Tom Howard (TH) and Bill O’Hara (BO)
TH: I coulda went to work for the city right out of high school. I had my electrician job all lined up. But my friends were down there. You see them driving a new car, and you were wondering what the trading pits were all about. I remember when you first came down there. It was the wild wild west. You felt that roar. The hair on your arms would stand up. You’re on top of each other shoulder to shoulder his sweat’s your sweat.
BO: You’d jump out of bed in the morning to go down there and get more of it–
TH: Couldn’t wait, couldn’t wait.
BO: It was a drug.
TH: Stood in that pit for six hours and didn’t even leave to go to the bathroom on some days.
BO: What do you think?

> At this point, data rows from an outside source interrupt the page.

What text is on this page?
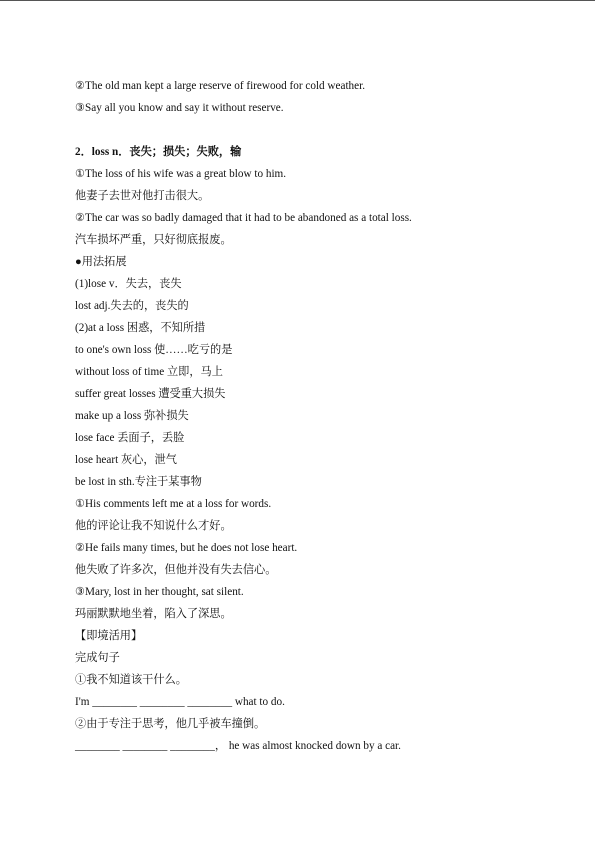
②The old man kept a large reserve of firewood for cold weather.
③Say all you know and say it without reserve.
2．loss n．丧失；损失；失败，输
①The loss of his wife was a great blow to him.
他妻子去世对他打击很大。
②The car was so badly damaged that it had to be abandoned as a total loss.
汽车损坏严重，只好彻底报废。
●用法拓展
(1)lose v．失去，丧失
lost adj.失去的，丧失的
(2)at a loss 困惑，不知所措
to one's own loss 使……吃亏的是
without loss of time 立即，马上
suffer great losses 遭受重大损失
make up a loss 弥补损失
lose face 丢面子，丢脸
lose heart 灰心，泄气
be lost in sth.专注于某事物
①His comments left me at a loss for words.
他的评论让我不知说什么才好。
②He fails many times, but he does not lose heart.
他失败了许多次，但他并没有失去信心。
③Mary, lost in her thought, sat silent.
玛丽默默地坐着，陷入了深思。
【即境活用】
完成句子
①我不知道该干什么。
I'm ________ ________ ________ what to do.
②由于专注于思考，他几乎被车撞倒。
________ ________ ________， he was almost knocked down by a car.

Eight, ten thousand people used to be down there total?
TH: Yeah.
BO: And now?
TH: That computer does what I do. I get an order I fill it. What’s the computer do? It gets an order it fills it.
BO: I was trading until ’95 or so, and then I decided you know I’m missing something. My mom was a school teacher and she would say to me ’what do you bring back to the world?’
TH: Yeah.
BO: How’s the world a better place–
TH: —a better place for what you do.
BO: Right. I don’t know. I just tried to come home with more money today than I started the day with. That was the goal. It was so like–
TH: —self-centered.
BO: Self-centered, all about me. So tell me what you’re gonna be doing.

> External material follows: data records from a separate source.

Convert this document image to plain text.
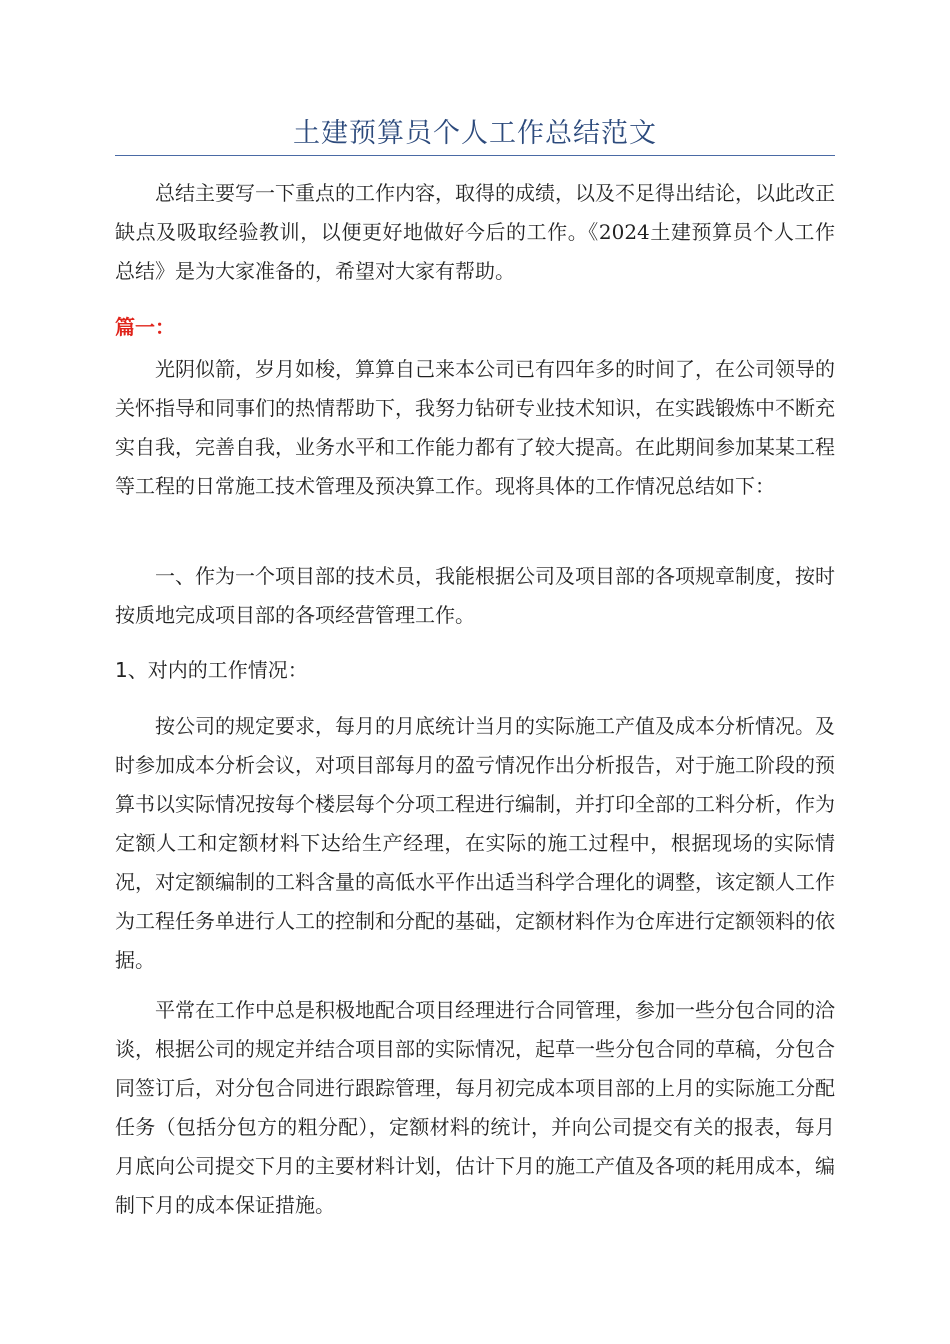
土建预算员个人工作总结范文

总结主要写一下重点的工作内容，取得的成绩，以及不足得出结论，以此改正缺点及吸取经验教训，以便更好地做好今后的工作。《2024土建预算员个人工作总结》是为大家准备的，希望对大家有帮助。

篇一：

光阴似箭，岁月如梭，算算自己来本公司已有四年多的时间了，在公司领导的关怀指导和同事们的热情帮助下，我努力钻研专业技术知识，在实践锻炼中不断充实自我，完善自我，业务水平和工作能力都有了较大提高。在此期间参加某某工程等工程的日常施工技术管理及预决算工作。现将具体的工作情况总结如下：

一、作为一个项目部的技术员，我能根据公司及项目部的各项规章制度，按时按质地完成项目部的各项经营管理工作。

1、对内的工作情况：

按公司的规定要求，每月的月底统计当月的实际施工产值及成本分析情况。及时参加成本分析会议，对项目部每月的盈亏情况作出分析报告，对于施工阶段的预算书以实际情况按每个楼层每个分项工程进行编制，并打印全部的工料分析，作为定额人工和定额材料下达给生产经理，在实际的施工过程中，根据现场的实际情况，对定额编制的工料含量的高低水平作出适当科学合理化的调整，该定额人工作为工程任务单进行人工的控制和分配的基础，定额材料作为仓库进行定额领料的依据。

平常在工作中总是积极地配合项目经理进行合同管理，参加一些分包合同的洽谈，根据公司的规定并结合项目部的实际情况，起草一些分包合同的草稿，分包合同签订后，对分包合同进行跟踪管理，每月初完成本项目部的上月的实际施工分配任务（包括分包方的粗分配），定额材料的统计，并向公司提交有关的报表，每月月底向公司提交下月的主要材料计划，估计下月的施工产值及各项的耗用成本，编制下月的成本保证措施。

TH: Something I always wanted to do. I opened up a car wash with a buddy.
BO: You always wanted to be a trader yet you were a trader who always wanted a car wash.
TH: I wanted to make enough money to buy a car wash. Now I go to work with construction boots on and I’m cleaning cars. I’m good.
BO: But the Board of Trade building is you know where you wanted to be. I fell in love with the place and fell in love with the majority of the people that I met. It was and is a great run, until this day.